Carpal Tunnel Syndrome

Three nerves travel down the arm and into the hand to act as the electric cords that supply power to the small muscles in the hand and feeling to the skin. The median nerve travels through the center of the palm and passes through a “tunnel” formed by the carpal or small wrist bones and a thick ligament that acts as the base of the tunnel. The median nerve travels through the tunnel and then forms branches to supply feeling to the thumb, index, middle fingers and half of the ring finger. With nine tendons and the median nerve passing through the small tunnel, anything that reduces the space in the tunnel may compress the median nerve and cause the symptoms of Carpal Tunnel Syndrome.
Swelling in the hand or thickening of the tendons or other soft tissues in the hand may compress the median nerve. This compression, if unrelieved, may cause the nerve to “short out” much as a compressed or bent electrical cord will cause the lights to flicker or go out. Over time, if the nerve remains under pressure, it loses its ability to send signals to the muscles and skin and permanent damage will occur that cannot be corrected by treatment or surgery.

Symptoms

Symptoms of Carpal Tunnel Syndrome (CTS) often start with numbness or “pins and needles” (tingling) feeling in the thumb, index and middle fingers.

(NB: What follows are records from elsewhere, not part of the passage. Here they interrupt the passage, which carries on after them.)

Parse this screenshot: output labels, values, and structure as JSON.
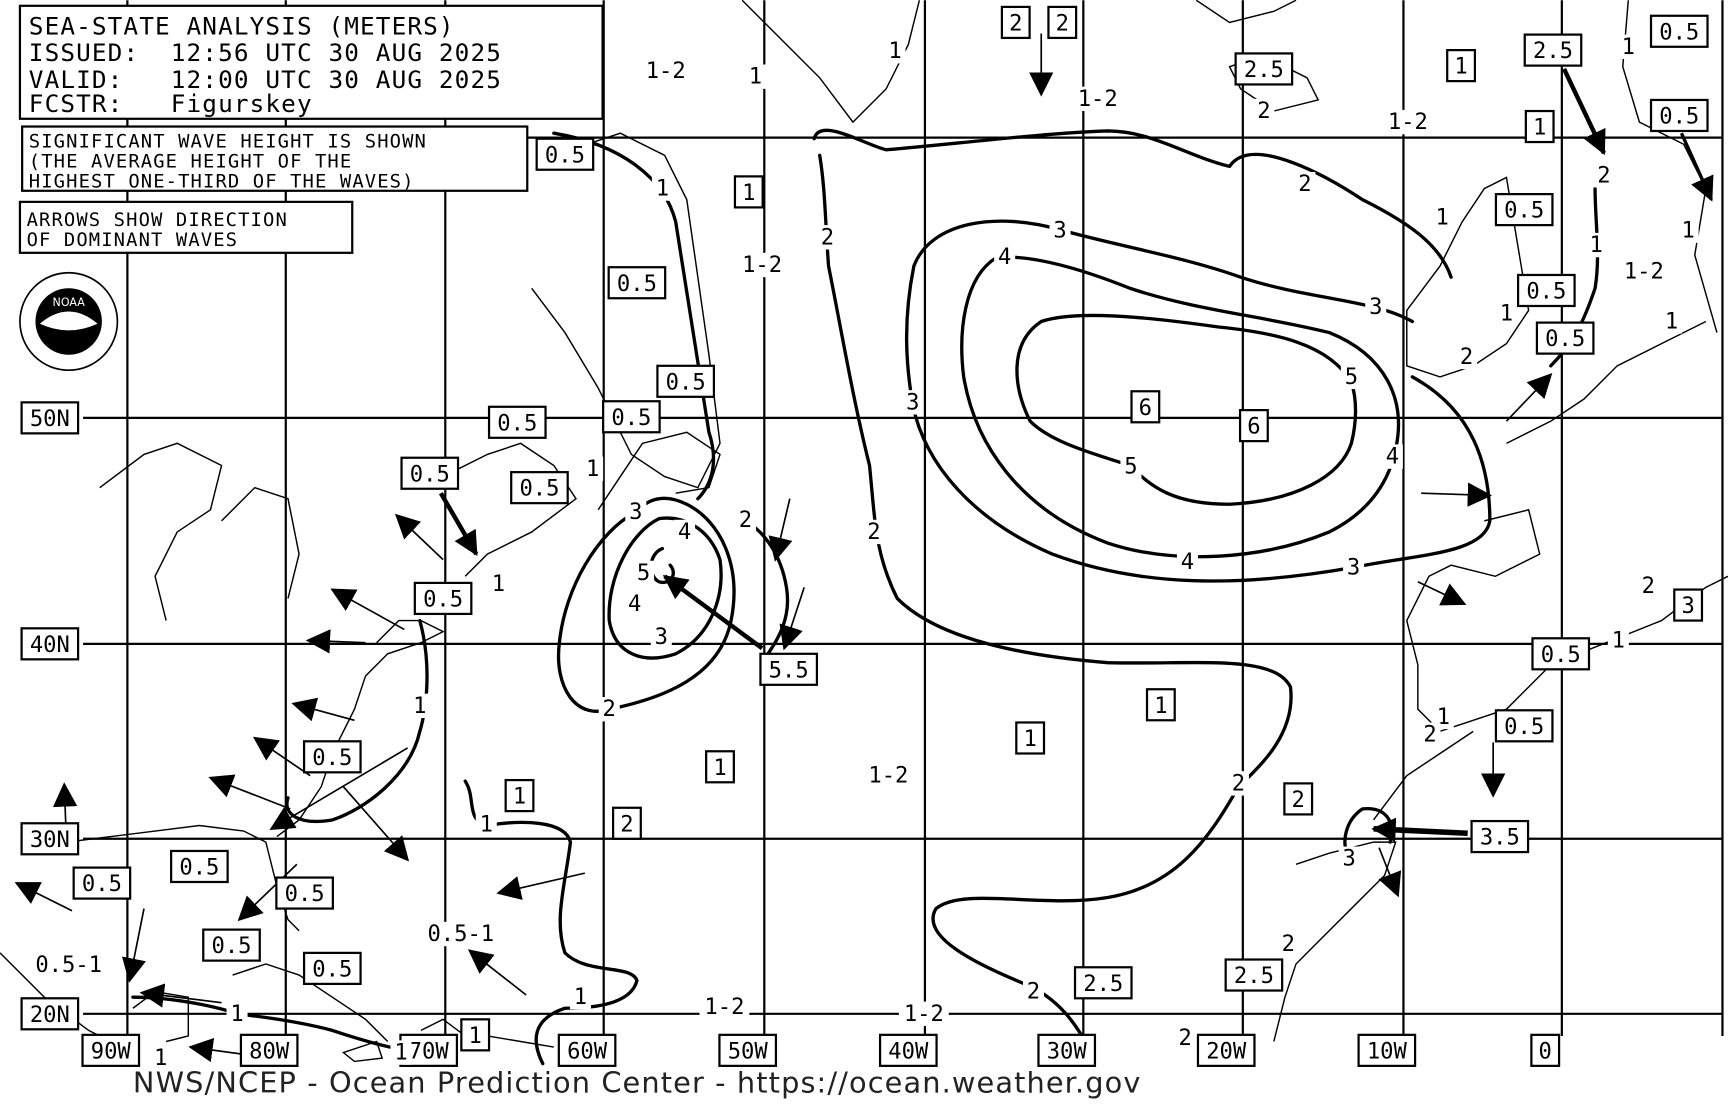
{
  "header": {
    "title": "SEA-STATE ANALYSIS (METERS)",
    "issued": "ISSUED:  12:56 UTC 30 AUG 2025",
    "valid": "VALID:   12:00 UTC 30 AUG 2025",
    "forecaster": "FCSTR:   Figurskey"
  },
  "notes": {
    "significant_wave": [
      "SIGNIFICANT WAVE HEIGHT IS SHOWN",
      "(THE AVERAGE HEIGHT OF THE",
      "HIGHEST ONE-THIRD OF THE WAVES)"
    ],
    "arrows": [
      "ARROWS SHOW DIRECTION",
      "OF DOMINANT WAVES"
    ]
  },
  "logo": {
    "text": "NOAA"
  },
  "latitude_labels": [
    "50N",
    "40N",
    "30N",
    "20N"
  ],
  "longitude_labels": [
    "90W",
    "80W",
    "70W",
    "60W",
    "50W",
    "40W",
    "30W",
    "20W",
    "10W",
    "0"
  ],
  "boxed_wave_heights": [
    "0.5",
    "1",
    "0.5",
    "0.5",
    "0.5",
    "0.5",
    "0.5",
    "0.5",
    "0.5",
    "5.5",
    "6",
    "6",
    "1",
    "1",
    "1",
    "1",
    "2",
    "2",
    "3.5",
    "0.5",
    "0.5",
    "0.5",
    "0.5",
    "0.5",
    "0.5",
    "1",
    "2.5",
    "2.5",
    "2",
    "2",
    "2.5",
    "1",
    "2.5",
    "1",
    "0.5",
    "0.5",
    "0.5",
    "0.5",
    "0.5",
    "3",
    "0.5",
    "0.5"
  ],
  "contour_labels": [
    "1-2",
    "1",
    "1",
    "1-2",
    "1-2",
    "1",
    "2",
    "1-2",
    "3",
    "4",
    "2",
    "3",
    "5",
    "3",
    "5",
    "4",
    "2",
    "4",
    "3",
    "1",
    "3",
    "4",
    "5",
    "4",
    "3",
    "2",
    "1",
    "2",
    "1",
    "1-2",
    "2",
    "3",
    "2",
    "2",
    "2",
    "1-2",
    "1-2",
    "1",
    "0.5-1",
    "1",
    "0.5-1",
    "1",
    "1",
    "1",
    "1",
    "1",
    "1-2",
    "1",
    "1",
    "2",
    "1",
    "2",
    "1",
    "2",
    "1",
    "2",
    "1",
    "2"
  ],
  "footer": "NWS/NCEP - Ocean Prediction Center - https://ocean.weather.gov"
}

The fingers may “fall asleep” particularly at night when sleeping with the wrist bent. This may cause the sleeper to wake up and “shake” their hand out in order to restore normal feeling in the fingers.
If the problem goes untreated, tingling may occur during the day along with numbness or loss of feeling in the fingers. This numbness can lead to difficulty holding onto small objects and weakness in the thumb due to the muscle’s wasting or shrinking from lack of stimulation.

How a 3-Point Splint Can Help

Splinting the wrist and, at times, the fingers as well, helps decrease the inflammation or swelling that may be filling the tunnel. By holding the wrist in a neutral or straight position, the tunnel is held open decreasing the pressure on the Median Nerve.